Is there any other kind? :)

[LongHairedHacker]

So I'd like add some points to the discussion here since some people seem to be only partially aware of the consequences of this problem:

Point 1:
Deleting /sys/firmware/efi/efivars/ should thrash your EFI configuration,
but in a properly implemented EFI this should be recoverable.

Point 2:
There is some pieces hardware out there with broken/poorly implemented EFI,
which will can be permanently bricked by doing standard conform stuff to them.
See for example the case where Ubuntu bricked some Samsung laptops by storing additional data in some EFI memory.
This behaviour was fine by standard but broke this particular implementation.

Point 3:
Running anything as root that writes to /dev/sda will destroy your partition table and/or filesystems.
That's bad especially if you have no backup, but after partitioning, creating new filesystems and reinstalling your OS your machine will work again.
So you can recover from it by booting some other media and redo your installation.

Point 4:
Thrashing your EFI is a whole different kind of problem.
In the worst case you won't be able to do anything with the machine as it will not get to POST.
No booting from an other media, no entering some EFI utility to fix missing stuff.
A that point your computer is a really expensive paperweight.

That is a lot worse than having to reinstall your OS, at least from my perspective.
In the one reported case this was covered by manufacturers warranty,
but I would not want to rely on that.

So I have to admit in an ideal world where all EFI implementations are up to standard,
this should not be more dangerous the exposing /dev/sda to root,
since your machine would still be able to boot to something allowing you to recover it.
Obviously we are not at this point yet.

For now I would like to see some additional safeguard in place here.
Like mounting the folder ro by default and remounting it rw if something needs to write to it.

[floppym]

Such tools won't be used by 99,9% of all people.

Anyone who runs grub-install is going to encounter an error when efibootmgr fails to write to this filesystem. I don't think it's as uncommon as you say.

[dv1]

Anyone who runs grub-install is going to encounter an error when efibootmgr fails to write to this filesystem.
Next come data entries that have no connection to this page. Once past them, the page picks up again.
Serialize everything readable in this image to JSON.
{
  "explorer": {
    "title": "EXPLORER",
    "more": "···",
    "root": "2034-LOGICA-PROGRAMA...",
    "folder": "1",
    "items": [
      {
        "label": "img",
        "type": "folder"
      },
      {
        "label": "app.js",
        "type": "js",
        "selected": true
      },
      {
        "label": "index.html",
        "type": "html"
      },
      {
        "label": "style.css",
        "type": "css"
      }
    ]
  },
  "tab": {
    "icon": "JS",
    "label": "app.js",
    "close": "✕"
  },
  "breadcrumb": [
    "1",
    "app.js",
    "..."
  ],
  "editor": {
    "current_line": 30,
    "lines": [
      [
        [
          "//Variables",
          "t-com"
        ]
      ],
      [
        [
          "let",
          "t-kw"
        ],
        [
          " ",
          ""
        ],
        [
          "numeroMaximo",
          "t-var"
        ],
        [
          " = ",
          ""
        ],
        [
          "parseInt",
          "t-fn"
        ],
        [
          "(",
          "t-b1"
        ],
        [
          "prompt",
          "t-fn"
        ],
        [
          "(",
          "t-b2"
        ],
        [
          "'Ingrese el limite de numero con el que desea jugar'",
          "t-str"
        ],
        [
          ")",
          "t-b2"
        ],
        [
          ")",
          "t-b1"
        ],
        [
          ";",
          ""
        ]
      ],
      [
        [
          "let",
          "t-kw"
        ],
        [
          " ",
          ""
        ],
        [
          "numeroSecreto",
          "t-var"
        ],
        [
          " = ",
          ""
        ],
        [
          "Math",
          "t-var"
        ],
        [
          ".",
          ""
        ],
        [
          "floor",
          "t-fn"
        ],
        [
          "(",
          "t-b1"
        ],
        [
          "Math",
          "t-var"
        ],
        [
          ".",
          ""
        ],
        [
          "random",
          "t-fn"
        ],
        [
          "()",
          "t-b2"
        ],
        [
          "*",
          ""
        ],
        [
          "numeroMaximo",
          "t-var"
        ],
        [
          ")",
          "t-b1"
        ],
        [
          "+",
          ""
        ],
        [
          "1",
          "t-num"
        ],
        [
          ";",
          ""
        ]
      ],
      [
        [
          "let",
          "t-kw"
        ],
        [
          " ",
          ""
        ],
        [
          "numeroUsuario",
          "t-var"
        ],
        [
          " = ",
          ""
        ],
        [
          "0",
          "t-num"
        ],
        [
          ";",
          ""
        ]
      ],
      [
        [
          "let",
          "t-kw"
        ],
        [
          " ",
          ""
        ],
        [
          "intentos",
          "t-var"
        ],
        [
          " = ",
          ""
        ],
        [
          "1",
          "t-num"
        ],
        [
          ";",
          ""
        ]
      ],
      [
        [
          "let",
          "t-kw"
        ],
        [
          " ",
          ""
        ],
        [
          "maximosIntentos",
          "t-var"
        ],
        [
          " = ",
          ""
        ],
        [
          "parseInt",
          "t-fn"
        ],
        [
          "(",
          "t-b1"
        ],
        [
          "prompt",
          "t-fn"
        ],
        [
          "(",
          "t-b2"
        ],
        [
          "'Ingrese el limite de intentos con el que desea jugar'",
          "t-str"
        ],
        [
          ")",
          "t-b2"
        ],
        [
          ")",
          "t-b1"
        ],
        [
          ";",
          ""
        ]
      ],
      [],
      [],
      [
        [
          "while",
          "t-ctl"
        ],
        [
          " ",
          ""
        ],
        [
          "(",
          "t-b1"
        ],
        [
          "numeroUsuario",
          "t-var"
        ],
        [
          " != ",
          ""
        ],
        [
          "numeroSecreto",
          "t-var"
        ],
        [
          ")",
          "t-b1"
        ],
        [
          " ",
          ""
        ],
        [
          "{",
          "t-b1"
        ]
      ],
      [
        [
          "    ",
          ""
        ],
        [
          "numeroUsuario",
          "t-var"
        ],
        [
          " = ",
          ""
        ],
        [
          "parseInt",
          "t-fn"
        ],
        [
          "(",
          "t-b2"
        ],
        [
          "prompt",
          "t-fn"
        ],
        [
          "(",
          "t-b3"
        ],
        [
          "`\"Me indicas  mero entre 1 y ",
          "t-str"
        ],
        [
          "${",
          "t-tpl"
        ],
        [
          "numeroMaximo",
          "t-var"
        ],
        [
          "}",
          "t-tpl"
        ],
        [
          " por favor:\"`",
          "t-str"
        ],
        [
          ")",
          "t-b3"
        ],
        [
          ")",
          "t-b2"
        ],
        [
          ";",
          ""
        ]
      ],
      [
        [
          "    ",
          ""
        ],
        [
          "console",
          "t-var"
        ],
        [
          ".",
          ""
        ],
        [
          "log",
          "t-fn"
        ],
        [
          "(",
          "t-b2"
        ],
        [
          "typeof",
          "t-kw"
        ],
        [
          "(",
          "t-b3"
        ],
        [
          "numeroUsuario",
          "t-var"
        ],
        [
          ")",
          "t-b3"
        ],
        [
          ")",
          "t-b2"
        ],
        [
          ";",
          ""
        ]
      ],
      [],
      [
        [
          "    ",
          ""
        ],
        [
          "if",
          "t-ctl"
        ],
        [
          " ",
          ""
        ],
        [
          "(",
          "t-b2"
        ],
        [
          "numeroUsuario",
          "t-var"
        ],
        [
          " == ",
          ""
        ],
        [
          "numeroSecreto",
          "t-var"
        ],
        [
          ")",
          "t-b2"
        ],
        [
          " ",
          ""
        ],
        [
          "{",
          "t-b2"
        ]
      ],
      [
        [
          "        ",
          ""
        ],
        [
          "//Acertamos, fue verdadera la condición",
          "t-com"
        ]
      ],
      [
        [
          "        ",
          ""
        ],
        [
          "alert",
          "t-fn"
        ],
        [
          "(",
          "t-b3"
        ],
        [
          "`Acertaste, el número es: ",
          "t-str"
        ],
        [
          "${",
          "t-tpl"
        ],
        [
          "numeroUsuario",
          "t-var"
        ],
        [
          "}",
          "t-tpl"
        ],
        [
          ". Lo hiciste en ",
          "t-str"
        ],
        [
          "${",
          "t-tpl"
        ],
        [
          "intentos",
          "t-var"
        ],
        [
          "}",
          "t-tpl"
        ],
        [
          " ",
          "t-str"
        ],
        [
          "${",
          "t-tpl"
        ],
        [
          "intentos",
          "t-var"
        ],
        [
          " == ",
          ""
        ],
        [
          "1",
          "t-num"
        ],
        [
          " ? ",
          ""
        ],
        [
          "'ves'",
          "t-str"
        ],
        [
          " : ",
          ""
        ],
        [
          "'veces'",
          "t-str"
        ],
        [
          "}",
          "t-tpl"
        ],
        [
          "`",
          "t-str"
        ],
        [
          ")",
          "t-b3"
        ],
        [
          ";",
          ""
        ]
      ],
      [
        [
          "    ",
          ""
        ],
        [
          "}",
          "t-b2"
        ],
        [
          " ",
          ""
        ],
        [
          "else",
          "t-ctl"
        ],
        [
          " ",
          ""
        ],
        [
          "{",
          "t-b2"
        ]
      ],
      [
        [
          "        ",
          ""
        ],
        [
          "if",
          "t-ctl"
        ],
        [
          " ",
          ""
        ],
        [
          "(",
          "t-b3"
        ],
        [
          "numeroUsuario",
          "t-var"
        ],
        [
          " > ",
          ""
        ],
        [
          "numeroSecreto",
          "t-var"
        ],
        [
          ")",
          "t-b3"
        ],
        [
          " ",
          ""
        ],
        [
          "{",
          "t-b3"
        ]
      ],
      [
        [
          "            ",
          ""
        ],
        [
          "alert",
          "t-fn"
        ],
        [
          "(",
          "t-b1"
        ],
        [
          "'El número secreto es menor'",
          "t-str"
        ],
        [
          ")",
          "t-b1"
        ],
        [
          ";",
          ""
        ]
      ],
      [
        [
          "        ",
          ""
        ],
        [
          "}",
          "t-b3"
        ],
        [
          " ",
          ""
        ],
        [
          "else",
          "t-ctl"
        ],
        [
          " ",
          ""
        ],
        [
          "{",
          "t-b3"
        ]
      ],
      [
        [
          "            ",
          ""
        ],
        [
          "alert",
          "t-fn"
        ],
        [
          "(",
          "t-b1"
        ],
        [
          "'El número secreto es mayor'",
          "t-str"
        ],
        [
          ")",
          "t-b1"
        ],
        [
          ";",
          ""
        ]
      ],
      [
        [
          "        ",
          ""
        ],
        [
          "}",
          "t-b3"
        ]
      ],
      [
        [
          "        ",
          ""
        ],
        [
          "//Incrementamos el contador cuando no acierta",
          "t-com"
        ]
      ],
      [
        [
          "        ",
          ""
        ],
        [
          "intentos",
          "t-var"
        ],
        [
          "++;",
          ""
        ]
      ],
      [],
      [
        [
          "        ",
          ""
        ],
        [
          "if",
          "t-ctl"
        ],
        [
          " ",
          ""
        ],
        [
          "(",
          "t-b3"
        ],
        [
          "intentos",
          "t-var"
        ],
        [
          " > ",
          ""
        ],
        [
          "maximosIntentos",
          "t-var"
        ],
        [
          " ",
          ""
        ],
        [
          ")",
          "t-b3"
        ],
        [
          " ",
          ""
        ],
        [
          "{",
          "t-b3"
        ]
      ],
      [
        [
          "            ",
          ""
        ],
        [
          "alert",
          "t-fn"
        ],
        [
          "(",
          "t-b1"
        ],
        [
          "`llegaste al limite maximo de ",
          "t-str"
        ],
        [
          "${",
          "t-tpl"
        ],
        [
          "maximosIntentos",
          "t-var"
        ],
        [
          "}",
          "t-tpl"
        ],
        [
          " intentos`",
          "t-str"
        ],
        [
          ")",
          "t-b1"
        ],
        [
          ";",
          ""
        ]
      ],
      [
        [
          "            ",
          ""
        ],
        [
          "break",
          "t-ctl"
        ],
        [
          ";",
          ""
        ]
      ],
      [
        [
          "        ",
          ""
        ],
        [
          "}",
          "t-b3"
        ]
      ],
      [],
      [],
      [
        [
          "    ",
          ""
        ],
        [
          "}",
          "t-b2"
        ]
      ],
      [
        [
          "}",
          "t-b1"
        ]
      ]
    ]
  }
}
I don't think it's as uncommon as you say.

Okay, then I'd remount it read-write before the write, and read-only afterwards again. I am even fine with some other sort of safeguard, as long as there is any.

Just because a control room is accessible, it does not mean that we should not have protective lids over buttons there that can do really bad things if pressed.

[indrora]

I'm going to leave this here:

rm -rf /opt/matlab /sys/

We haven't seen anything like... Oh wait... When I need a clean /usr I just install bumblebee...

I'm voting "make it to by default" -- running grub-install or such should be an edge case of "remount, do the thing, clean up, remount."

[fandingo]

Just throwing this out there...

Why are the only options ro or rw? We do have some other access controls. Maybe efivarsfs should automatically mark all files immutable at boot, but the actual file system is rw. Tools that need to manipulate the vars can make them mutable temporarily. That seems better than remounting a file system.

The granularity would be a major benefit. I can't say I'm enthusiastic about a binary ro/rw switch that will entirely disable this protection.